Tips for Proposals
The following is a list of things to consider while writing a proposal. Although this is not a writing class, please make sure that your thoughts are clear and concise and that you pay attention to grammar, construction, and spelling.
1. It is great to hear your personal voice and art is made from a very personal perspective, however establish your voice (I, me, myself) and drop it. Once you have established yourself as the author, it is assumed that the proposal is about you and your work. It is unnecessary to remind your reader with the constant use of “I/Me/My/Myself/etc”.
2. The three categories that I feel are imperative are THE FORMAL (ie: technical process and how you make your work), THE CONCEPTUAL (ie: the things that motivate you to make work) and THE PERSONAL BIOSKETCH (ie: where you are from, where you are headed). They are three very distinct areas to explore, but they all relate back to the work. Use the categories to draft and construct your thoughts, then go back and relate them to your project.
3. THE FORMAL: You can describe one particular piece, a process, or another artist’s process that influences yours. It doesn’t need to be a step-by-step, but it should give the reader a sense of what you are making.
4. THE CONCEPT: Someone might be exploring feminism and another might be exploring consumer culture from a Marxist perspective. Researching theory should not be a daunting task. The simplest way that I know to find theory and concepts that support your research is to find an artist that you respond to and read and research what they respond to. This is easily done by looking in a bibliography or end notes from a text written by or about your favorite artist. There is no “standard set” of theory that can apply to everyone’s work. Cite the theory and idea, contextualize it, make it your own, and relate it back to your work.
5. BIOSKETCH: Whether your work is autobiographical or not, you should mention your position in the world and how it relates to the work you are making. It should be brief and related back to the project.

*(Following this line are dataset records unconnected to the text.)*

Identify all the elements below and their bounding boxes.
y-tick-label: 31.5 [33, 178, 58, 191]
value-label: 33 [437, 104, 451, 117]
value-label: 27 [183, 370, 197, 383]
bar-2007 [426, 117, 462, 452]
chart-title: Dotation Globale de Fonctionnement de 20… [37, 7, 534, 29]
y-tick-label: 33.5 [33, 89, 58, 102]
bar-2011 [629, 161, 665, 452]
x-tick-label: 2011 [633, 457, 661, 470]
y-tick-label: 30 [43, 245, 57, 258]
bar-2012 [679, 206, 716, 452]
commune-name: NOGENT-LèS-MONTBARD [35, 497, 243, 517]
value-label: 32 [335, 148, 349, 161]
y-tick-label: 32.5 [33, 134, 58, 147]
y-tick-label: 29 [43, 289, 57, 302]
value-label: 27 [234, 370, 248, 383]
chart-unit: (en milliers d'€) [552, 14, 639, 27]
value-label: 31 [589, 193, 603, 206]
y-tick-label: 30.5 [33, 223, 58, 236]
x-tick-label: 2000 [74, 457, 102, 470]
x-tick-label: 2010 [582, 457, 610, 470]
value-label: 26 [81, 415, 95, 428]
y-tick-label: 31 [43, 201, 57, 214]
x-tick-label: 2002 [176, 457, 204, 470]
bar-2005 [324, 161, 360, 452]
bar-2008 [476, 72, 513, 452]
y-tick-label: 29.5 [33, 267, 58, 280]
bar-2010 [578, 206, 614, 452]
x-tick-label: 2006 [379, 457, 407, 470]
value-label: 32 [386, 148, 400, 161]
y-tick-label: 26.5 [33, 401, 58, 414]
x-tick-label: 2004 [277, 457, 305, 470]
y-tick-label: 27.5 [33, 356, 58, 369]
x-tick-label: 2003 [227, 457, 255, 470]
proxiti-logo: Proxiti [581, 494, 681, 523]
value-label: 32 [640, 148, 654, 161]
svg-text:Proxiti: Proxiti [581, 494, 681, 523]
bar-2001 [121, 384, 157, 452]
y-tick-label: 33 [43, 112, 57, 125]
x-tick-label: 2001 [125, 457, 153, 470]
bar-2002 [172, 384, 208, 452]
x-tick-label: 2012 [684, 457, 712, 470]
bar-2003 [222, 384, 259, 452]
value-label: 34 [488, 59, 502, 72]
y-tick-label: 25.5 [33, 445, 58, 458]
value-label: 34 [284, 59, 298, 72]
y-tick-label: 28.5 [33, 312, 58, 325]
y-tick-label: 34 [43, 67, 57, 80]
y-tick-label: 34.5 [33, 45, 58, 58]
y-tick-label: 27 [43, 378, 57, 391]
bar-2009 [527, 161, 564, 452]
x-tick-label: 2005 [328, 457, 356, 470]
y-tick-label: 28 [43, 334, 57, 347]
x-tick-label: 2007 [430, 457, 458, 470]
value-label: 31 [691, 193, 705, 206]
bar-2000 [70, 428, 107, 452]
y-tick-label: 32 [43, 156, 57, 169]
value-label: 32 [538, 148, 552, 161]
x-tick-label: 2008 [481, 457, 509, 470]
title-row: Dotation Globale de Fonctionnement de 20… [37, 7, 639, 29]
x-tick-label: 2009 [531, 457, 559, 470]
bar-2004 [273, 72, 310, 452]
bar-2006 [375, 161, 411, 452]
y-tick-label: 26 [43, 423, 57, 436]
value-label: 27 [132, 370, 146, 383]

6. CALENDAR AND BUDGET: The calendar needs to address what YOU are doing out of class and during studio time. I know what we are doing during class time. This is a schedule for YOU, a plan of attack for developing and executing a body of work for the 10-week term. For the BFA students, you could include the entire year, but focus on the first 10 weeks. You also have to include a budget. Where is the money coming from? If you haven’t gotten a price quote for a frame or established the price of materials, how can you proceed in making a body of work?